Massey on underage drinking
On campus, opinions on underage drinking come from various sources — the administration, peers, teachers and occasionally parents. Usually the local police are only involved in the dialogue after something has gone wrong and a student needs to be taken to the hospital, or an off-campus party has become especially rowdy. For students involved in these sorts of situations, the police are often depicted as bad guys who target students on the Hill. However Waterville Police Chief Joseph Massey illustrates the difficult task with which the Waterville Police are burdened: maintaining a good relationship with students on the Hill while also addressing the issues of underage and excessive drinking.
Massey commented on the current culture in which drinking in college for 18-20 year-olds is socially acceptable despite its illegality. On an isolated campus such as the Hill, there can be a heavy emphasis on partying and drinking on the weekends. Massey recognized this and discussed the “enormous pressure for underage students to drink.” However, he said that since underage drinking is against the law, there will be “no leeway,” despite the societal construct of acceptable underage drinking in college. To the student body, he said, “As young adults you must make smart decisions. If you choose to break the law, there are consequences.”
The Waterville Police Department (WPD) has had to respond to frequent calls involving students on the Hill and incidents involving underage drinking. However, the quantity of calls varies from year to year. “Some school years are better than other years. Some years, big events occur and big summons happen where 30 or more students receive tickets for underage drinking,” he said. However, students’ incidents make up a very small minority of the drinking issues that WPD addresses. Most incidents are related to residents of Waterville or surrounding towns, not of the College. Interestingly, 65 percent of the arrests are non-Waterville residents who live in close towns and come down to the Waterville bars. These arrests create an influx of citations for the WPD, straining their resources. The WPD service center is allotted the budget and staff members for the residents of the city, but in actuality there is so much traffic in Waterville that the amount of people present in Waterville at a given time is usually double the residential population.
Drinking on campus usually only creates problems for the WPD when students have drunk to excess and need to be transported to the hospital. “On-campus [drinking] just affects the student population, as most people on campus are somehow connected with the activities,” Massey said. Off campus, the presence of neighbors adds a new variable to the equation. Neighbors often call in to complain about the off-campus parties due to loud noise, excessive traffic with cars and taxis, public urination and other disturbances. The off-campus parties affect people not connected to the College, and can negatively affect the town. WPD responds to these complaints and investigates incidents reported to them by Waterville citizens. However, if the party consists of students who are of age and does not infringe upon neighbors, Massey has no issue with it, stating that students have the “right to party.”

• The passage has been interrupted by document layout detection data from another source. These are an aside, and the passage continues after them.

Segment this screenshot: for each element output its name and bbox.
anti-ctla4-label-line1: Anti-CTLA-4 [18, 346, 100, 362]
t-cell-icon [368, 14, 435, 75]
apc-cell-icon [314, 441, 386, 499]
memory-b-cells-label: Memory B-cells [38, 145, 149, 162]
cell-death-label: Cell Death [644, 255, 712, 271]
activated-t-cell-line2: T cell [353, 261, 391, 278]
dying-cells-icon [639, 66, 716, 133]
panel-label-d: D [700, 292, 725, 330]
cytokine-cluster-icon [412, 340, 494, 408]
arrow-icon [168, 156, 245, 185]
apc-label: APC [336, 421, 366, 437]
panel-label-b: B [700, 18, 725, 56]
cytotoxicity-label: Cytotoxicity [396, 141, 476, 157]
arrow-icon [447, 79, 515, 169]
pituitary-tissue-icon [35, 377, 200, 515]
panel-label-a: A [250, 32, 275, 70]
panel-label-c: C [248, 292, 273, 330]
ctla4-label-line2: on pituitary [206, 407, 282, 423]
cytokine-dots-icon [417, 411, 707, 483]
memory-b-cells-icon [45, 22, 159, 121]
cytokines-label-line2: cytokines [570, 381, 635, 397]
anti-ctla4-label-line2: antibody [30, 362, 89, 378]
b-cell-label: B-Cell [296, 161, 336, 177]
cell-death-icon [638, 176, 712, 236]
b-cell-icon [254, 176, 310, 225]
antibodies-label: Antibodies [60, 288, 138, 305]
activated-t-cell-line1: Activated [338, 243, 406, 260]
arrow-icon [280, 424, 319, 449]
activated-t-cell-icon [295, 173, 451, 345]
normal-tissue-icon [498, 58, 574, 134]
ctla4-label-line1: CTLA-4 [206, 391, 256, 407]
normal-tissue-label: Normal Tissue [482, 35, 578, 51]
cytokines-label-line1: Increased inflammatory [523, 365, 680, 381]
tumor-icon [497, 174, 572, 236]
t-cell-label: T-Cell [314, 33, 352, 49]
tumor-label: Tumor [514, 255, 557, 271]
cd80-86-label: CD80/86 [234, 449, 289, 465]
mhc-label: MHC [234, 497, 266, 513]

The WPD is “very involved in the College,” Massey said. For years, Massey came up to the Hill and discussed drinking with student leaders and provided a forum for questions and conversations. The student leaders were responsible for sharing the information about safe and legal drinking. Unfortunately, this “never worked well,” Massey said.
WPD continues to work with the College at the administrative level and with security to address alcohol issues on campus. Besides the underage drinking issues, WPD is concerned with the amount of binge drinking that occurs on campus with students of all ages.
Moreover, it upsets Massey and WPD that there is often a negative view of the police. “The student body shifts blame. Some students divert [attention] from the real problem of excessive drinking to negativity towards the police,” Massey said.
Massey and WPD want to continue to work with the students and the administration to keep information flowing and policy updated. While the police and the administration can work together in an attempt to control binge and underage drinking, Massey said, the real transformation “has to come from students. A change in culture is needed.”